Objectives of the consultation
The Government's updated Climate Change Risk Assessment, which identifies the specific risks that climate change poses to the UK, was published in 2017. This year the Government is due to publish its next National Adaptation Programme, which sets out the actions taken by government, businesses and society to adapt better to climate change.
The last assessment of the Government’s actions by the Committee on Climate Change found that the UK lacks policies for adapting the built environment to rising temperatures, or standards to prevent overheating in new developments.
The Environmental Audit Committee issued this inquiry to consider risks to health, wellbeing and productivity associated with heatwaves, review the level of UK resilience to them and assess the Government’s actions to date. The Committee also planned to examine public health risks associated with higher temperatures as well as heatwaves.
This inquiry concluded on 14 March 2018.
CIBSE response to this inquiry was published, amongst other submissions, on the Environmental Audit Committee website.
CIBSE’s position is that overheating risk is not adequately addressed in the current policy and regulatory framework and highlighted in its response a need for a regulatory requirement for overheating risk to be assessed and addressed in the Building Regulations.
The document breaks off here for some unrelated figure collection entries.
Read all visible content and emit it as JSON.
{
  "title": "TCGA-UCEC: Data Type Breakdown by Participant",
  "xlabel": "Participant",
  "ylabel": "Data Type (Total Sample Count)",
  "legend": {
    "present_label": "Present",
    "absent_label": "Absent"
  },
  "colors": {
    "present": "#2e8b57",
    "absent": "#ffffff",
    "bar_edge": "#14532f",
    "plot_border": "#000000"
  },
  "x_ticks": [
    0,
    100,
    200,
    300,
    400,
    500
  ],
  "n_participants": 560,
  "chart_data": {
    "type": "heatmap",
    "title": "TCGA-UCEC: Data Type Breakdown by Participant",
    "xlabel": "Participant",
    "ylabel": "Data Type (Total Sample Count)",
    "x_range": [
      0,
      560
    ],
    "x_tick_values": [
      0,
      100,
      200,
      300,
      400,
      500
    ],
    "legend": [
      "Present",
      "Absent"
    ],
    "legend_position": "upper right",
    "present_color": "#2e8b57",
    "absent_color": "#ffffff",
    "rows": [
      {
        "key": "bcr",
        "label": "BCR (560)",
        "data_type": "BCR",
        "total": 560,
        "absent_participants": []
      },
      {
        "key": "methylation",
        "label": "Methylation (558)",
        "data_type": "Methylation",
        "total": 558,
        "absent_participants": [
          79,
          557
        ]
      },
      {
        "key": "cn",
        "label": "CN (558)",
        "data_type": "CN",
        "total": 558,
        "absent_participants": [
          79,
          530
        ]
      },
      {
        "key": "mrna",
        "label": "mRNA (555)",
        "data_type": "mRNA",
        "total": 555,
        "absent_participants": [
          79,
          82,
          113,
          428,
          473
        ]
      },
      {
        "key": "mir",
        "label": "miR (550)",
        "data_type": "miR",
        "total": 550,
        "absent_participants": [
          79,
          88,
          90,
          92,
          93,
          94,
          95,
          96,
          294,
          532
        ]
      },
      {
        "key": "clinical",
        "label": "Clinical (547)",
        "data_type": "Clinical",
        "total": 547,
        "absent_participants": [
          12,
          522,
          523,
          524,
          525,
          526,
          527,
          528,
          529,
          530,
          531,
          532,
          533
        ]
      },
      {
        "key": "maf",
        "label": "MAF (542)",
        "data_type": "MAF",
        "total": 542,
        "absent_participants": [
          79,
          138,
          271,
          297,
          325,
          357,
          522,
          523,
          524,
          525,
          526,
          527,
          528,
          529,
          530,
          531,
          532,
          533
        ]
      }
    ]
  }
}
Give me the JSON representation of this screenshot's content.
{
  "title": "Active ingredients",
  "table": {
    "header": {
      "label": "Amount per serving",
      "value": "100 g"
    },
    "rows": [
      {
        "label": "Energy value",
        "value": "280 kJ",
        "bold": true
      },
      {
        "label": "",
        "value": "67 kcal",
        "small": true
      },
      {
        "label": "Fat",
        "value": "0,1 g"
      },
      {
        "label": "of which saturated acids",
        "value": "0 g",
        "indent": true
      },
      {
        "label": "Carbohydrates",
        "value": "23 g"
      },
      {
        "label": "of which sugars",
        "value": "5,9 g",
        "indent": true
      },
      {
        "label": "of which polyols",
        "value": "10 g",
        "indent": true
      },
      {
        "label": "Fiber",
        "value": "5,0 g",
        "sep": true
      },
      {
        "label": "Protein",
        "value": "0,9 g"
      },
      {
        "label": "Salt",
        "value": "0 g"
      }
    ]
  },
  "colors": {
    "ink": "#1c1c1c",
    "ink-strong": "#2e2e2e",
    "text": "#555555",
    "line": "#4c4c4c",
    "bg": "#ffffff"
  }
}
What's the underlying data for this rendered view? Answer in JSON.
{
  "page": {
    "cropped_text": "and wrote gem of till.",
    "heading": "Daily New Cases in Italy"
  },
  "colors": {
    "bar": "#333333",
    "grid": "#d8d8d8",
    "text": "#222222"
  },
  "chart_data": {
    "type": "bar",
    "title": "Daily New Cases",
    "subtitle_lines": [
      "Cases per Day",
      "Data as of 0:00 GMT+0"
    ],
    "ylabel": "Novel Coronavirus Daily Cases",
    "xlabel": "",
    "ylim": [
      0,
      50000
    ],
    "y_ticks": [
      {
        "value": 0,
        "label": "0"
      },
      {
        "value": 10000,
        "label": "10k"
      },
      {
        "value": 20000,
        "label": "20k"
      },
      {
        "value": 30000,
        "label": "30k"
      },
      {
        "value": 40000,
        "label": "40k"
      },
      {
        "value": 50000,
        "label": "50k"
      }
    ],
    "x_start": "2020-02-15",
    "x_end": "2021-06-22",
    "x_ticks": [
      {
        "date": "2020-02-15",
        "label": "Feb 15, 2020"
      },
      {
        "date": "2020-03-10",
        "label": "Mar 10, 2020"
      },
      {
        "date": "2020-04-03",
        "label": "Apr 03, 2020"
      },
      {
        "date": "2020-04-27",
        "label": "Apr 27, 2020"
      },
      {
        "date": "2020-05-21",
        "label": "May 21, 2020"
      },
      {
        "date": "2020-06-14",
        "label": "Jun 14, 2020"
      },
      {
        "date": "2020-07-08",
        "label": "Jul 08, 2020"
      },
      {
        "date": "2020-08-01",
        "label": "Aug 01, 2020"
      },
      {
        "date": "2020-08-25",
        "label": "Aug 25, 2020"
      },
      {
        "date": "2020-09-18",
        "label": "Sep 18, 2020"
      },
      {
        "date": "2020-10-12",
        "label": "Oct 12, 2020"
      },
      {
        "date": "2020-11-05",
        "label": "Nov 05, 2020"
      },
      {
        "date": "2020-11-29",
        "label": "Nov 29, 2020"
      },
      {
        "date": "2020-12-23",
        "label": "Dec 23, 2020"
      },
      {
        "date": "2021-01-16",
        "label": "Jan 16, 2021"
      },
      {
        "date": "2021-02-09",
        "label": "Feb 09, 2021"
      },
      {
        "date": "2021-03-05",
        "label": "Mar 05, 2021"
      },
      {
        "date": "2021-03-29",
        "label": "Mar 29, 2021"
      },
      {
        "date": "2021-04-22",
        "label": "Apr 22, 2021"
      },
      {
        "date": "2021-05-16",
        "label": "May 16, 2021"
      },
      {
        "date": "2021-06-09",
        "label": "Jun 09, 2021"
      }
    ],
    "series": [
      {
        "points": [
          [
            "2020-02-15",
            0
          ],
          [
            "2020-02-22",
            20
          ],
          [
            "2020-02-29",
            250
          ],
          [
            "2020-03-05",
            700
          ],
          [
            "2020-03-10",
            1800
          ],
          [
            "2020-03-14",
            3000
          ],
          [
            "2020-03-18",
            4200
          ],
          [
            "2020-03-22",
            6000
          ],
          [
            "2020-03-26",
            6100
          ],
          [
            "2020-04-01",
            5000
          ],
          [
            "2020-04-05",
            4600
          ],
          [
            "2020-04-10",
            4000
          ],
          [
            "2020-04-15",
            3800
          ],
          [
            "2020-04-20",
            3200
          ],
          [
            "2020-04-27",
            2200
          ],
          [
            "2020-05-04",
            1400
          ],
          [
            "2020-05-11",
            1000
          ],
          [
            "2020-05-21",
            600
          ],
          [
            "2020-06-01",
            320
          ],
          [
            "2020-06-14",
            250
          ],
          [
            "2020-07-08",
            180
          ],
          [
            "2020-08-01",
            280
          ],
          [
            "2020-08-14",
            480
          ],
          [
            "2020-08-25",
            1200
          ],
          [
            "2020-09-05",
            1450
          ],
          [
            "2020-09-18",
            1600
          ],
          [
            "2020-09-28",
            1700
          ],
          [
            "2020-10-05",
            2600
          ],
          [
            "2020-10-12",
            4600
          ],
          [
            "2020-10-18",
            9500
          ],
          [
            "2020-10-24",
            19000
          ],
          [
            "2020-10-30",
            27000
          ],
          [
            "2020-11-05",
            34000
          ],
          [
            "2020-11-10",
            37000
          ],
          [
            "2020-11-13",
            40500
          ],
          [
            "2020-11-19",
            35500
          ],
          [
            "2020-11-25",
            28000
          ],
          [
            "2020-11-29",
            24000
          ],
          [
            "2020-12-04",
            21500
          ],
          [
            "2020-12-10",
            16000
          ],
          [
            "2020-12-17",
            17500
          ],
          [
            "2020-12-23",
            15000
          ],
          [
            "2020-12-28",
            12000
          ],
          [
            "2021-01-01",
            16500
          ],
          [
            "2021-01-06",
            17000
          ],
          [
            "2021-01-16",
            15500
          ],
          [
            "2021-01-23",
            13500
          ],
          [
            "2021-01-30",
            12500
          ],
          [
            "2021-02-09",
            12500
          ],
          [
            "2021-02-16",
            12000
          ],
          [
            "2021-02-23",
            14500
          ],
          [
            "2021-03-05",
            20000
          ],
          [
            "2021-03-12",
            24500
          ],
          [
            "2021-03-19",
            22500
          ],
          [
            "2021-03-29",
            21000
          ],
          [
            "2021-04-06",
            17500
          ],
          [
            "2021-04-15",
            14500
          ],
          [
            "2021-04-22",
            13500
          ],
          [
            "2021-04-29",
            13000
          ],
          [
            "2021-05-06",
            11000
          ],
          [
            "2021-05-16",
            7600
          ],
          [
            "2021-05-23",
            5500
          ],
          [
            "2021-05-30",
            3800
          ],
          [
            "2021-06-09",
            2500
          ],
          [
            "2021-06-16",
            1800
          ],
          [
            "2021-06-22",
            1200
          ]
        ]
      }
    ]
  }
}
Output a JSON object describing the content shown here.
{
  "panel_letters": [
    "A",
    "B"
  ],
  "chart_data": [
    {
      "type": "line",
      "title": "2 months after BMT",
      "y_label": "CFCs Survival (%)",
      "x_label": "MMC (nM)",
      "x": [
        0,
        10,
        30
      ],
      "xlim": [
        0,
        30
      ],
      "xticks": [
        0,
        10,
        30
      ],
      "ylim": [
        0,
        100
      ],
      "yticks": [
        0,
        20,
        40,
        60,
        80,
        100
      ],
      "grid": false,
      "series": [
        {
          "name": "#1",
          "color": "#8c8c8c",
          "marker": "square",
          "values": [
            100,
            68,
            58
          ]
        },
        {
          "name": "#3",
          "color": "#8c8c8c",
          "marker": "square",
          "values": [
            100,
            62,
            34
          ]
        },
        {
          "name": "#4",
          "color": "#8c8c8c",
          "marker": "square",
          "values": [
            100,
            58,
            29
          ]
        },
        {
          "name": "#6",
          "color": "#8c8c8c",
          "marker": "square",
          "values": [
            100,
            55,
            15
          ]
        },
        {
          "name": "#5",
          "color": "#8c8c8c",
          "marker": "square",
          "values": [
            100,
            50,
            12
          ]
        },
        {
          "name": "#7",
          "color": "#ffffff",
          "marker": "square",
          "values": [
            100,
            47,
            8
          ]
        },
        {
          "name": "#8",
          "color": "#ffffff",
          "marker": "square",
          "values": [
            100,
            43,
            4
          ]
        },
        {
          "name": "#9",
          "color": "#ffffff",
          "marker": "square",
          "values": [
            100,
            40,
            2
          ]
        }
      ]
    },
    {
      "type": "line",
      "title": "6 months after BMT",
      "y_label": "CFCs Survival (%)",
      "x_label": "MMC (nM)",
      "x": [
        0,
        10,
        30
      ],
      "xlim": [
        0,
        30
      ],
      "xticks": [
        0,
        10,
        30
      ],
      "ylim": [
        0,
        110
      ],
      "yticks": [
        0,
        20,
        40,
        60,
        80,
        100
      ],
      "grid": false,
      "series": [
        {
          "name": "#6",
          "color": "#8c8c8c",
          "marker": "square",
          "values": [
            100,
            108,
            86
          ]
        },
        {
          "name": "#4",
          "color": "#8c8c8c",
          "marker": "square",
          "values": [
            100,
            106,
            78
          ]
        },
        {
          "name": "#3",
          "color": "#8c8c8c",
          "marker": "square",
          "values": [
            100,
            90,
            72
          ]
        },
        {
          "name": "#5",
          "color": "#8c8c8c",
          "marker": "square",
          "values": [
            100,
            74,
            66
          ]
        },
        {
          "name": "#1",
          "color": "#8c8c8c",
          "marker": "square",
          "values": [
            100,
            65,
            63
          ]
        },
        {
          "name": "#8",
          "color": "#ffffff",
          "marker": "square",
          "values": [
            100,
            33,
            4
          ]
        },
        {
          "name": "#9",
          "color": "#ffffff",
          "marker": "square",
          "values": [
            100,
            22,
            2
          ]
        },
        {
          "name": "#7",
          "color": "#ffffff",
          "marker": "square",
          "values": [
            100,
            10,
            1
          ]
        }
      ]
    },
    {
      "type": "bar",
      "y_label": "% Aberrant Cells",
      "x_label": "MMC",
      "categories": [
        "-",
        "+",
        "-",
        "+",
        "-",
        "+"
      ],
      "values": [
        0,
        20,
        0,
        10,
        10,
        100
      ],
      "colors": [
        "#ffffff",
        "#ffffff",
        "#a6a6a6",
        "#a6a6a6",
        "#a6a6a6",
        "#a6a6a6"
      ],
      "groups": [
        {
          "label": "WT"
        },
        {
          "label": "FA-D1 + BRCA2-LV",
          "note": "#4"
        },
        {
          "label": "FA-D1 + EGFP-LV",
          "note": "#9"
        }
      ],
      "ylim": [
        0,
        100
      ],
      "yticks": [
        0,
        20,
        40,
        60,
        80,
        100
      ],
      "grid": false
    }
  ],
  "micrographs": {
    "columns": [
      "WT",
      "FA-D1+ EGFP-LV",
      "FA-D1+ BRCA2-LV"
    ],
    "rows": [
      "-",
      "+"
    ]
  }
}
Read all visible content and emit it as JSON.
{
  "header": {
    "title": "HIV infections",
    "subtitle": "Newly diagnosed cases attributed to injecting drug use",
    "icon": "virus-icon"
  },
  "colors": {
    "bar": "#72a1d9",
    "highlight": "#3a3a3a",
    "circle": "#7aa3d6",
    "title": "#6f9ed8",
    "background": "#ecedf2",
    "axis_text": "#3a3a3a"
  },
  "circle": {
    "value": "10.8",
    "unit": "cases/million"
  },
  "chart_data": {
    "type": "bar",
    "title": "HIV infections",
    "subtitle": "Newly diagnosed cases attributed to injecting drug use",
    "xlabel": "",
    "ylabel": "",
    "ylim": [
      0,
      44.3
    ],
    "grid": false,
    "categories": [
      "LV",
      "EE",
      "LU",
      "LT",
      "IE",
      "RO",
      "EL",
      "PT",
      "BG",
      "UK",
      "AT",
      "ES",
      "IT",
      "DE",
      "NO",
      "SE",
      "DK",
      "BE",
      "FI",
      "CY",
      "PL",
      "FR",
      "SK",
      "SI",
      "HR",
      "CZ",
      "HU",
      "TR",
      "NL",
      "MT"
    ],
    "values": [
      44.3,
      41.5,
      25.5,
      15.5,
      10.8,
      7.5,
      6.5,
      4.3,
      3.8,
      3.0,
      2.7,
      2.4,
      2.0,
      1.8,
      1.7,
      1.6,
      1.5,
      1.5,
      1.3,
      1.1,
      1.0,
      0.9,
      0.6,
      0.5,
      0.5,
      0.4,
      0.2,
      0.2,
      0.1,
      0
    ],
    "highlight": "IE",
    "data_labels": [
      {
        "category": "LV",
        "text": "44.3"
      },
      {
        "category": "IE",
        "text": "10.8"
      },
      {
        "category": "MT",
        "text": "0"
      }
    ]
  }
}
CIBSE’s response also highlighted the Institution’s extensive work and published best practice guidance on this topic, and offered to support the work of the Committee in this area.
To read the full CIBSE response, please follow the link below.
Results of the consultation and next steps
Following the CIBSE written submission, Dr Anastasia Mylona, CIBSE Head of Research, was called by the the Environmental Audit Committee to give an oral evidence. Anastasia is CIBSE’s weather and climate data expert, heavily involved in the development of CIBSE Guidance on thermal comfort and overheating. The session took place on 15 May.
The Committee published the final report from this call for evidence on Thursday 26 July. The report makes considerable reference to CIBSE guidance and Anastasia Mylona’s evidence, including a call, supported by the Committee on Climate Change, for Building Regulations to address overheating.